As California struggles to repair its tattered energy markets, it appears that the simple idea of encouraging more customers to go solar has been complicated by a multitude of other factors.
“The beauty of net metering always has been its simplicity,” said Tom Starrs, CEO of Schott Applied Power Corporation of Rocklin. The utility amendments to AB 58 “compel the solar industry to participate in lengthy and complex regulatory proceedings. The utilities use their customers’ money to dedicate teams of attorneys at these proceedings, while the solar industry can hardly afford to participate. These utilities have a 100-year history of completely dominating such proceedings, and manipulating the results to their advantage.”
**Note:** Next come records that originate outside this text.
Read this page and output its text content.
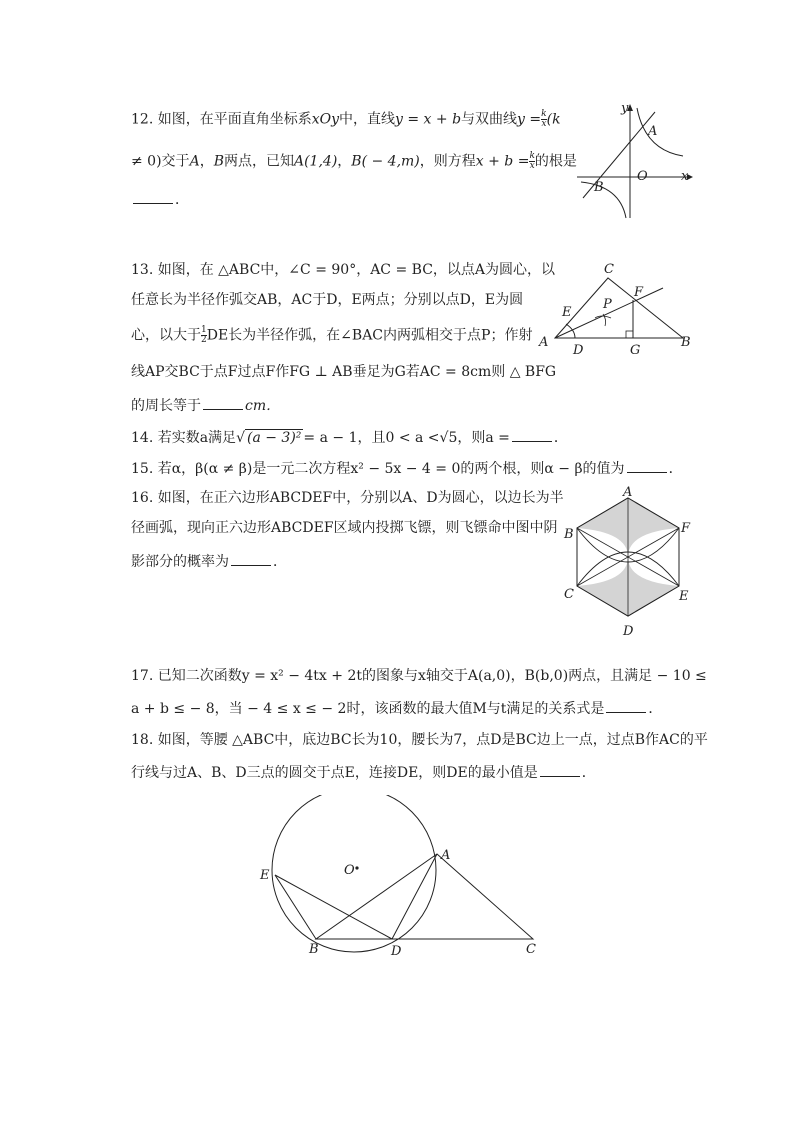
12. 如图，在平面直角坐标系xOy中，直线y = x + b与双曲线$y = \frac{k}{x} (k$
≠ 0)交于A，B两点，已知A(1,4)，B( − 4,m)，则方程$x + b = \frac{k}{x}$ 的根是
．
y
x
O
A
B
13. 如图，在 △ABC中，∠C = 90°，AC = BC，以点A为圆心，以
任意长为半径作弧交AB，AC于D，E两点；分别以点D，E为圆
心，以大于 $\frac{1}{2}$ DE长为半径作弧，在∠BAC内两弧相交于点P；作射
线AP交BC于点F过点F作FG ⊥ AB垂足为G若AC = 8cm则 △ BFG
的周长等于	cm．
C
F
E
P
A
D	G
B
14. 若实数a满足√ (a − 3)² = a − 1，且0 < a <√5，则a =	．
15. 若α，β(α ≠ β)是一元二次方程x² − 5x − 4 = 0的两个根，则α − β的值为	．
16. 如图，在正六边形ABCDEF中，分别以A、D为圆心，以边长为半
径画弧，现向正六边形ABCDEF区域内投掷飞镖，则飞镖命中图中阴
影部分的概率为	．
A
B	F
C	E
D
17. 已知二次函数y = x² − 4tx + 2t的图象与x轴交于A(a,0)，B(b,0)两点，且满足 − 10 ≤
a + b ≤ − 8，当 − 4 ≤ x ≤ − 2时，该函数的最大值M与t满足的关系式是	．
18. 如图，等腰 △ABC中，底边BC长为10，腰长为7，点D是BC边上一点，过点B作AC的平
行线与过A、B、D三点的圆交于点E，连接DE，则DE的最小值是	．
E	O
A
B	D	C
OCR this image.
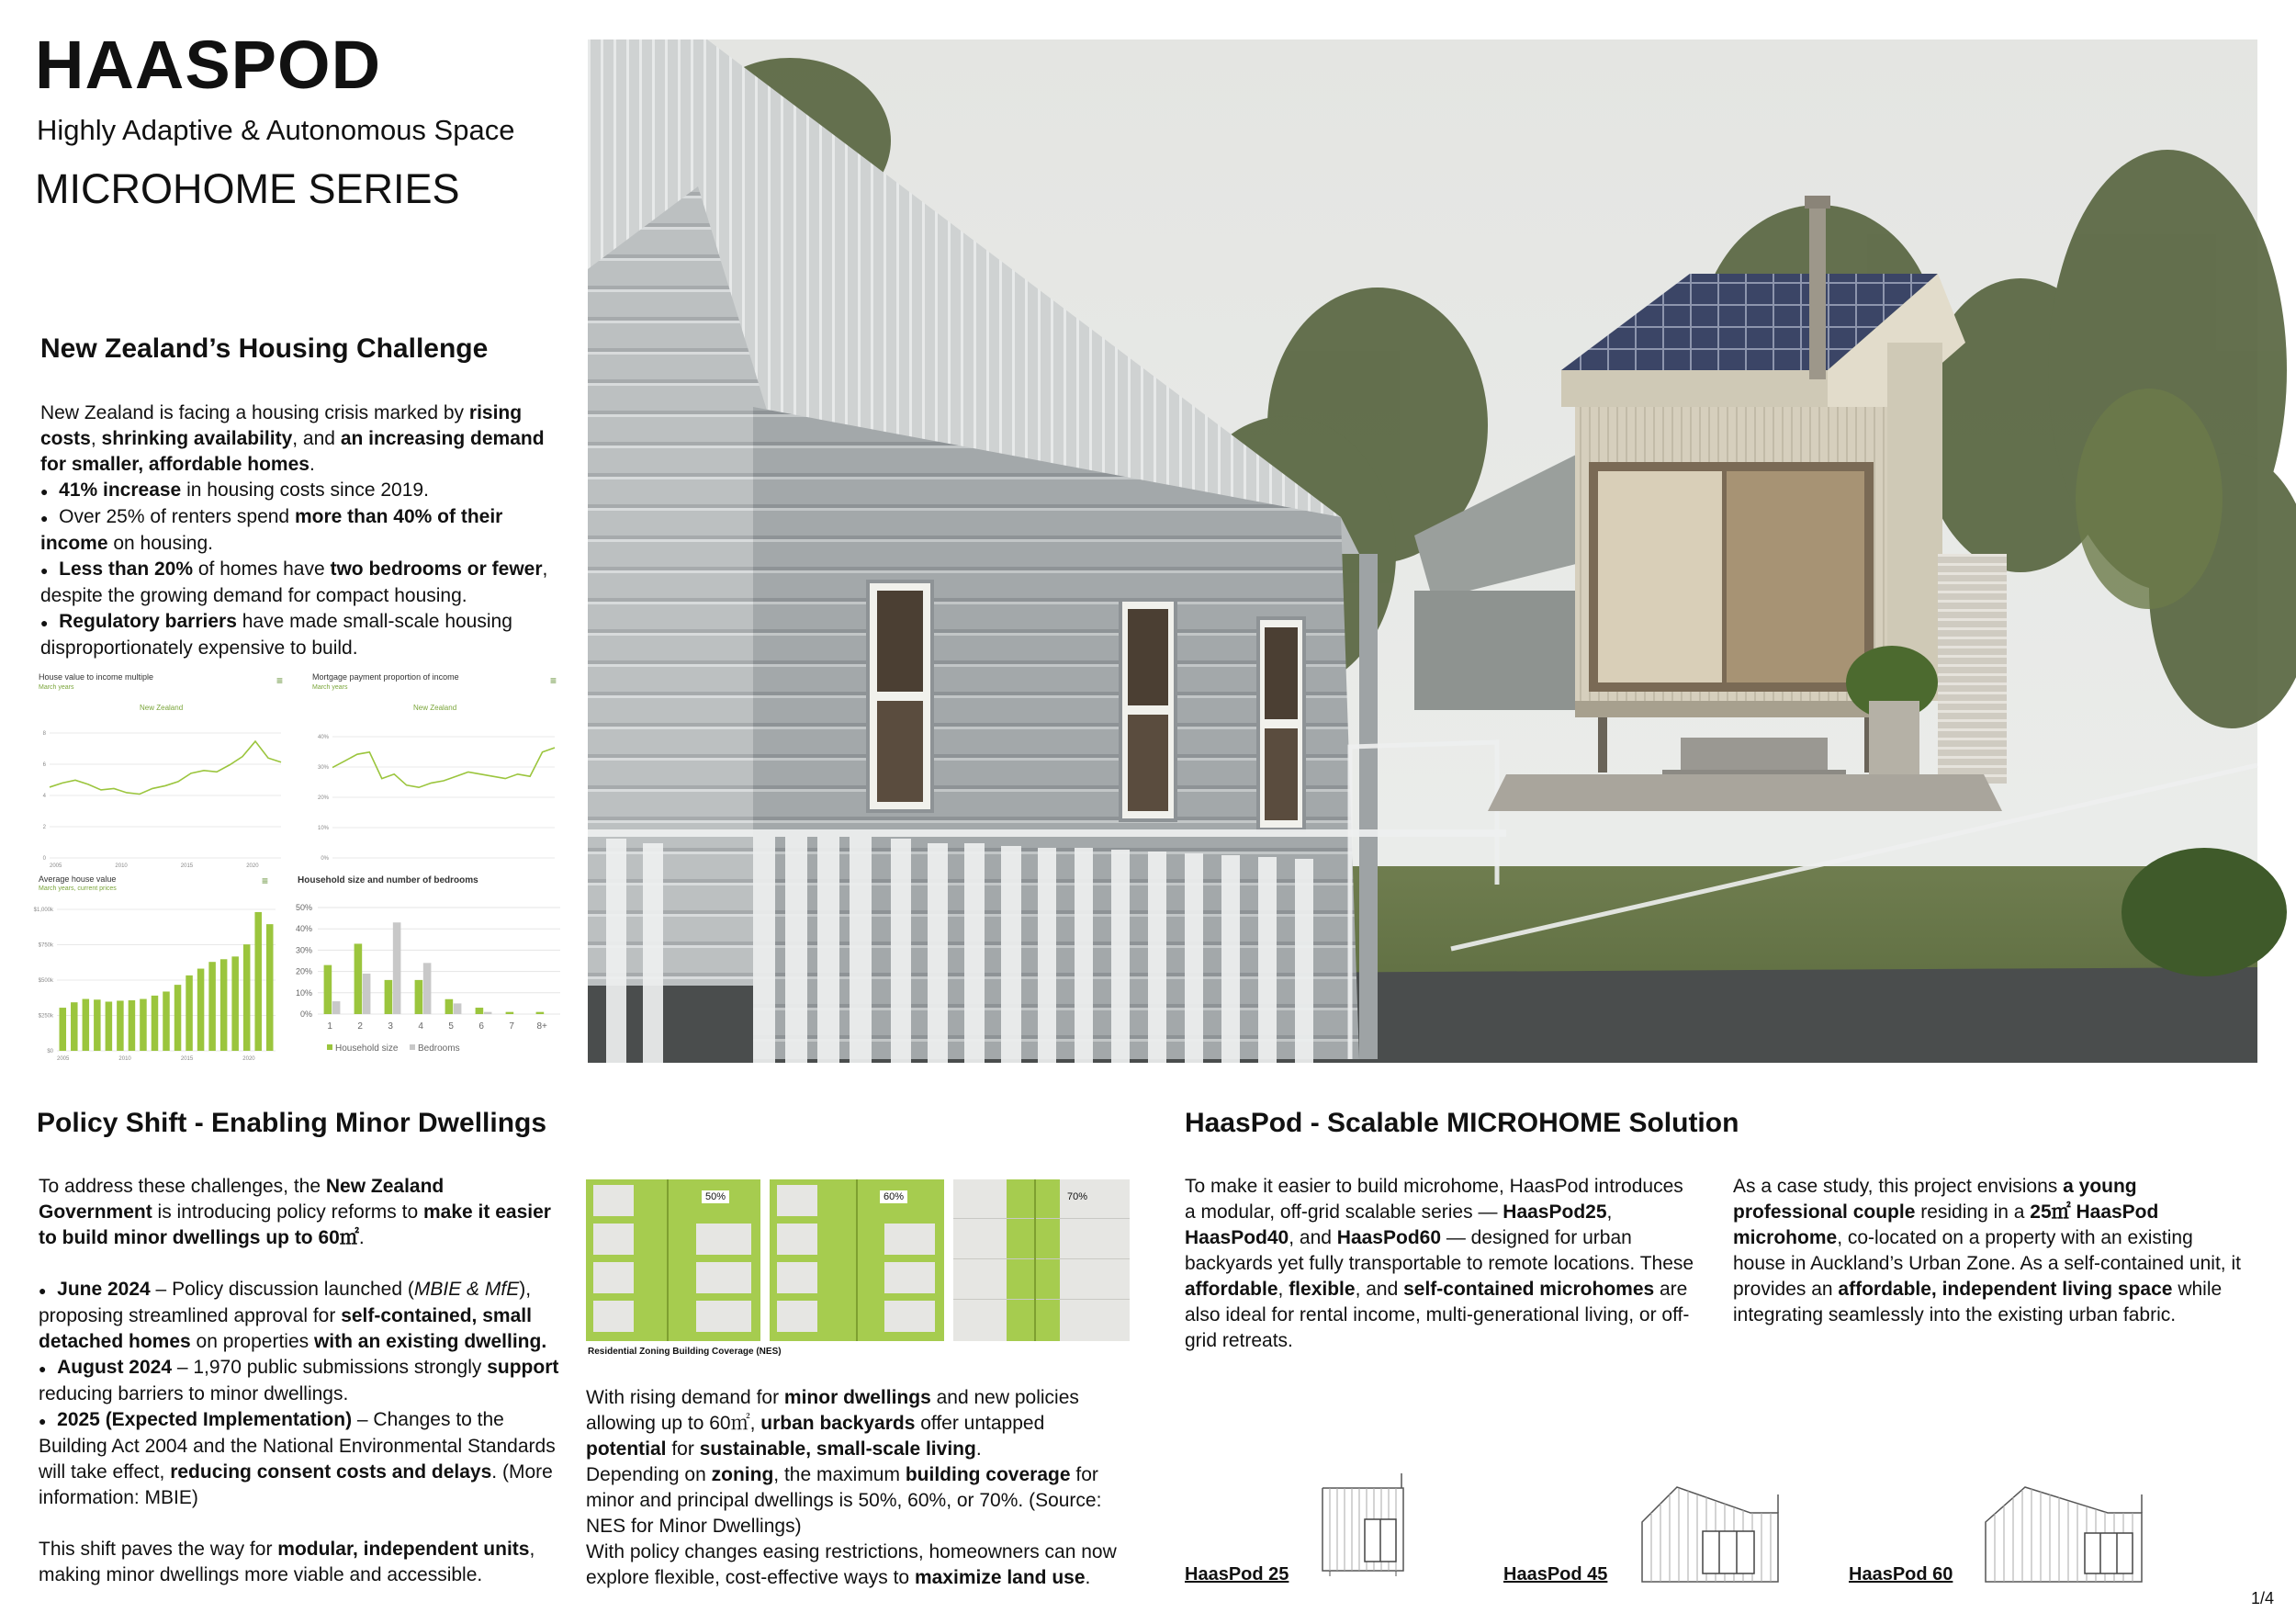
HAASPOD
Highly Adaptive & Autonomous Space
MICROHOME SERIES
New Zealand’s Housing Challenge

New Zealand is facing a housing crisis marked by rising costs, shrinking availability, and an increasing demand for smaller, affordable homes.

● 41% increase in housing costs since 2019.

● Over 25% of renters spend more than 40% of their income on housing.

● Less than 20% of homes have two bedrooms or fewer, despite the growing demand for compact housing.

● Regulatory barriers have made small-scale housing disproportionately expensive to build.

House value to income multiple
March years
New Zealand
≡
8
6
4
2
0
2005	2010	2015	2020
Mortgage payment proportion of income
March years
New Zealand
≡
40%
30%
20%
10%
0%
Average house value
March years, current prices
≡
$1,000k
$750k
$500k
$250k
$0
2005	2010	2015	2020
Household size and number of bedrooms
50%
40%
30%
20%
10%
0%
1	2	3	4	5	6	7 8+
Household size Bedrooms
Policy Shift - Enabling Minor Dwellings

To address these challenges, the New Zealand Government is introducing policy reforms to make it easier to build minor dwellings up to 60㎡.

● June 2024 – Policy discussion launched (MBIE & MfE), proposing streamlined approval for self-contained, small detached homes on properties with an existing dwelling.

● August 2024 – 1,970 public submissions strongly support reducing barriers to minor dwellings.

● 2025 (Expected Implementation) – Changes to the Building Act 2004 and the National Environmental Standards will take effect, reducing consent costs and delays. (More information: MBIE)

This shift paves the way for modular, independent units, making minor dwellings more viable and accessible.

50%	60%	70%
Residential Zoning Building Coverage (NES)

With rising demand for minor dwellings and new policies allowing up to 60㎡, urban backyards offer untapped potential for sustainable, small-scale living.

Depending on zoning, the maximum building coverage for minor and principal dwellings is 50%, 60%, or 70%. (Source: NES for Minor Dwellings)

With policy changes easing restrictions, homeowners can now explore flexible, cost-effective ways to maximize land use.

HaasPod - Scalable MICROHOME Solution

To make it easier to build microhome, HaasPod introduces a modular, off-grid scalable series — HaasPod25, HaasPod40, and HaasPod60 — designed for urban backyards yet fully transportable to remote locations. These affordable, flexible, and self-contained microhomes are also ideal for rental income, multi-generational living, or off-grid retreats.

As a case study, this project envisions a young professional couple residing in a 25㎡ HaasPod microhome, co-located on a property with an existing house in Auckland’s Urban Zone. As a self-contained unit, it provides an affordable, independent living space while integrating seamlessly into the existing urban fabric.

HaasPod 25	HaasPod 45	HaasPod 60
1/4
If AB 58 dies, whatever form it takes this August, large solar generators will get paid nothing for the power they put back to the grid. Solar advocates will be busy this July trying to convince author Keeley to go back to the simple system that worked well—at least in their view—in the recent past.
There are other storm clouds looming on the solar energy horizon. Behind the scenes, utilities are also trying to apply “exit fees” to solar generators in arcane regulatory proceedings at the California Public Utilities Commission (CPUC).
These fees would be assessed on solar generators to help pay off the $43 billion in fossil fuel contracts that have been the subject of much consternation by the Davis administration.
“Because of the high up-front capital costs of solar PV systems, imposing these very substantial fees on these small solar systems is just another way to discourage these technologies,” said Ed O’ Neil, the attorney representing solar generators.
An array of public policies has spawned a solar boom in California over the last two years. The hottest solar PV market in the land convinced Sharp Electronics Corporation, the world’s top solar panel manufacturer, to open up shop in Huntington Beach. Schott Applied Power Corporation also relocated from the state of Washington to Rocklin due to California’s progressive solar energy policies.
While Sacramento is the current solar PV leader, the city of San Francisco is planning to surpass Sacramento’s world rooftop solar PV record by adding as much as 50 MW of solar by 2012, much of this coming from larger solar systems installed on government buildings. If the current version of AB 58 becomes law, this is yet another local government whose current plans may be in jeopardy.
Kari Smith, manager of regulatory affairs for Berkeley-based Powerlight Corporation, which specializes in large-scale solar projects, summed it all up succinctly: “Does California want to support solar or not? This is the fundamental question.”